Notable Quotes & Moments
- "Microsoft identified AI traits in the code, including verbose business like comments, over engineered functions and formulaic obfuscation." — Sarah Lane [00:18]
- "WestJet says it's engaged experts to investigate and is informing affected individuals, advising vigilance against phishing or social engineering attempts." — Sarah Lane [01:32]
- "Harrods has informed affected customers and authorities, warning them to watch for phishing, and confirmed that the threat actor unsuccessfully attempted to engage in extortion." — Sarah Lane [03:21]
- "Officials warn that OT compromises can disrupt critical infrastructure such as energy, water and manufacturing." — Sarah Lane [05:38]

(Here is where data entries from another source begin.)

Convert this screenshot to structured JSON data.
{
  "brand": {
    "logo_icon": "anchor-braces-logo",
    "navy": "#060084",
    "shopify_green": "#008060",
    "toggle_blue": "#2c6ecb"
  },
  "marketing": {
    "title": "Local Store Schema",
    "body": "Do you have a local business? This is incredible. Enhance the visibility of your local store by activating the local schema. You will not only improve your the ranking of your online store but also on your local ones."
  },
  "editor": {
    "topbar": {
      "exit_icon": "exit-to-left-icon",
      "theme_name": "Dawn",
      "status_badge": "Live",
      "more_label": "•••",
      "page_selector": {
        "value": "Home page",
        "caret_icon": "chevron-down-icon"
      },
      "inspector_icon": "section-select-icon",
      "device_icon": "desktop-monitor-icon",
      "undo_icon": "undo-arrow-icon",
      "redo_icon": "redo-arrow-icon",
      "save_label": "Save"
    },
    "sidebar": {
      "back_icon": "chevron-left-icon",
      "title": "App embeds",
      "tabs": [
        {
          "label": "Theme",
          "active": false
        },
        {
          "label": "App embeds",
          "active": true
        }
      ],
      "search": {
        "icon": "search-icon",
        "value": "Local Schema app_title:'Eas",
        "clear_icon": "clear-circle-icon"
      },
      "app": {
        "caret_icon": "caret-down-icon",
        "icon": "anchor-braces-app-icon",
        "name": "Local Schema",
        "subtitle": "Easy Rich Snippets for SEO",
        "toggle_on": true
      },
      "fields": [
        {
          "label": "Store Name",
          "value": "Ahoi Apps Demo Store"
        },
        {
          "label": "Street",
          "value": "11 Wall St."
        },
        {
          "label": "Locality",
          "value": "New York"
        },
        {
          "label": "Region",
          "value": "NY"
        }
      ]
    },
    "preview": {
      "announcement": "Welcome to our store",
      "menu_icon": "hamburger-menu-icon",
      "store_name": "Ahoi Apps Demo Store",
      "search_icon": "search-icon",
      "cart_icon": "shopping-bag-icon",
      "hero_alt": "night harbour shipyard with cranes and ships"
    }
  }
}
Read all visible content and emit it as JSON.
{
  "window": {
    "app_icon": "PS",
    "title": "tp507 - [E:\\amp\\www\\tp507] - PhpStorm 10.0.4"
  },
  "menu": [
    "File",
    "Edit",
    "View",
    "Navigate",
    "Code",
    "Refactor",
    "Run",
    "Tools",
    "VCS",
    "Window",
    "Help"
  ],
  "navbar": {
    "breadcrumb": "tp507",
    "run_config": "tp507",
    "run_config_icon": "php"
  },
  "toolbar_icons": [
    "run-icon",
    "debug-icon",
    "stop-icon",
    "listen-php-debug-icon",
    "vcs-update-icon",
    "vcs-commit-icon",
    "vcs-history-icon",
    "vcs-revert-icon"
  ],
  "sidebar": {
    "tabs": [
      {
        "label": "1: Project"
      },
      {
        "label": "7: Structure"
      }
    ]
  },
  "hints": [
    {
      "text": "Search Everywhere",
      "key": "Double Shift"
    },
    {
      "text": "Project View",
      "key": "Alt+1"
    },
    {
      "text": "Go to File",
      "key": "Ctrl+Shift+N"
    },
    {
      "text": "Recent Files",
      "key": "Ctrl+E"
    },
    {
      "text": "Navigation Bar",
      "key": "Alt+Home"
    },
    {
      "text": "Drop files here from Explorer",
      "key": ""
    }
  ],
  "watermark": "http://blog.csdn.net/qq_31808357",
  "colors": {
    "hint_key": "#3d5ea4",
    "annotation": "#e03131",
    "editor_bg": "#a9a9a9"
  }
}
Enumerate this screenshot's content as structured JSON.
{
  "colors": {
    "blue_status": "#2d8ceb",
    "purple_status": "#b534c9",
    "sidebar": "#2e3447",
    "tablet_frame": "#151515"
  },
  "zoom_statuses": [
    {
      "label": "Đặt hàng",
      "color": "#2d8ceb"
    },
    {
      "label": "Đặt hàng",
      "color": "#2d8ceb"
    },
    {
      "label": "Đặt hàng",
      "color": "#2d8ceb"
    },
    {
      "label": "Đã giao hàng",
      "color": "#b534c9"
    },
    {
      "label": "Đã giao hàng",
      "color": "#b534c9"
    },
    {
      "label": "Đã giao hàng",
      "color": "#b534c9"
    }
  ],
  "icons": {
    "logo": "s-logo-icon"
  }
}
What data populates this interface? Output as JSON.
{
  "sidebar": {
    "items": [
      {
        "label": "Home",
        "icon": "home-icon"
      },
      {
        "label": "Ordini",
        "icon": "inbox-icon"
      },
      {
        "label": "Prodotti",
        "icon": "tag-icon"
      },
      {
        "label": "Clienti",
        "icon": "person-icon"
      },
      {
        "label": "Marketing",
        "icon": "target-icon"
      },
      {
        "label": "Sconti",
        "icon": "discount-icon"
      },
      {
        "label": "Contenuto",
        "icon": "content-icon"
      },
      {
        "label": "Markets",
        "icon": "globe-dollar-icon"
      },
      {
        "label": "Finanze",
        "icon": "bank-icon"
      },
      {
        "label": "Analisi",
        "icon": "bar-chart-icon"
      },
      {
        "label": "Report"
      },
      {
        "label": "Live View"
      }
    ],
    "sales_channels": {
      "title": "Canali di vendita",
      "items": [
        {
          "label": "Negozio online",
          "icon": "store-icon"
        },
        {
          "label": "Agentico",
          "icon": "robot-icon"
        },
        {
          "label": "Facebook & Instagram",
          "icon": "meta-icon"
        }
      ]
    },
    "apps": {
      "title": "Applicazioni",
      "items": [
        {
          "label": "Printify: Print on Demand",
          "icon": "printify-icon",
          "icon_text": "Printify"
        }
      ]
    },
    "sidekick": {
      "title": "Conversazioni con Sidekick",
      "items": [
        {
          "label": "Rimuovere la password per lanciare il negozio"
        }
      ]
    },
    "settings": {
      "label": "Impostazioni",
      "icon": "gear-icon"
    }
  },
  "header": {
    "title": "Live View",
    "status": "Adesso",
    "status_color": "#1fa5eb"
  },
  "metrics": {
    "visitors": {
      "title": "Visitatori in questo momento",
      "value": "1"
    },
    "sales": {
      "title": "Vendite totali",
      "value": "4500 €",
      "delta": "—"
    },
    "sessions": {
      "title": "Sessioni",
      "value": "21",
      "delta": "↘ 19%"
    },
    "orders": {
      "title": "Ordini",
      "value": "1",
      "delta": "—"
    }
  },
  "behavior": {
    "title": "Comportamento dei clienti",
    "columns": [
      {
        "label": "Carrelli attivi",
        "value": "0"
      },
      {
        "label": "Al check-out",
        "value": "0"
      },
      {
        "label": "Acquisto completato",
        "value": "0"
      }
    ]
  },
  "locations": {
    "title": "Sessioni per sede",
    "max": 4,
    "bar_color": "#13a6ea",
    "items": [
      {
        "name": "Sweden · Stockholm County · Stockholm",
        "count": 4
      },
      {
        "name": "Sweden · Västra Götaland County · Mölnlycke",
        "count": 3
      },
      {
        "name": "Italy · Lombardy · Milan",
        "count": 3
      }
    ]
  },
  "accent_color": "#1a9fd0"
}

Timestamps for Important Segments
- [00:07] Microsoft AI phishing attack blocked
- [01:11] WestJet breach notification
- [01:57] Ukrainian police spoofing and fileless malware
- [02:38] Harrods customer data breach
- [04:07] Tile tracking tag privacy flaw
- [04:44] Neon app privacy incident
- [05:07] OT (Operational Technology) security guidance
- [05:41] “Evil AI” Trojan malware campaign
- [06:29] Vendor market commentary
Tone and Language
Sarah Lane maintains a factual, concise, and slightly conversational tone, providing clarity and emphasis on practical takeaways without sensationalism.
Useful For:
Those needing a rapid, informed summary of the latest cyber risks, enterprise breaches, supply chain vulnerabilities, and evolving attack techniques—plus context on regulatory activity and security industry trends.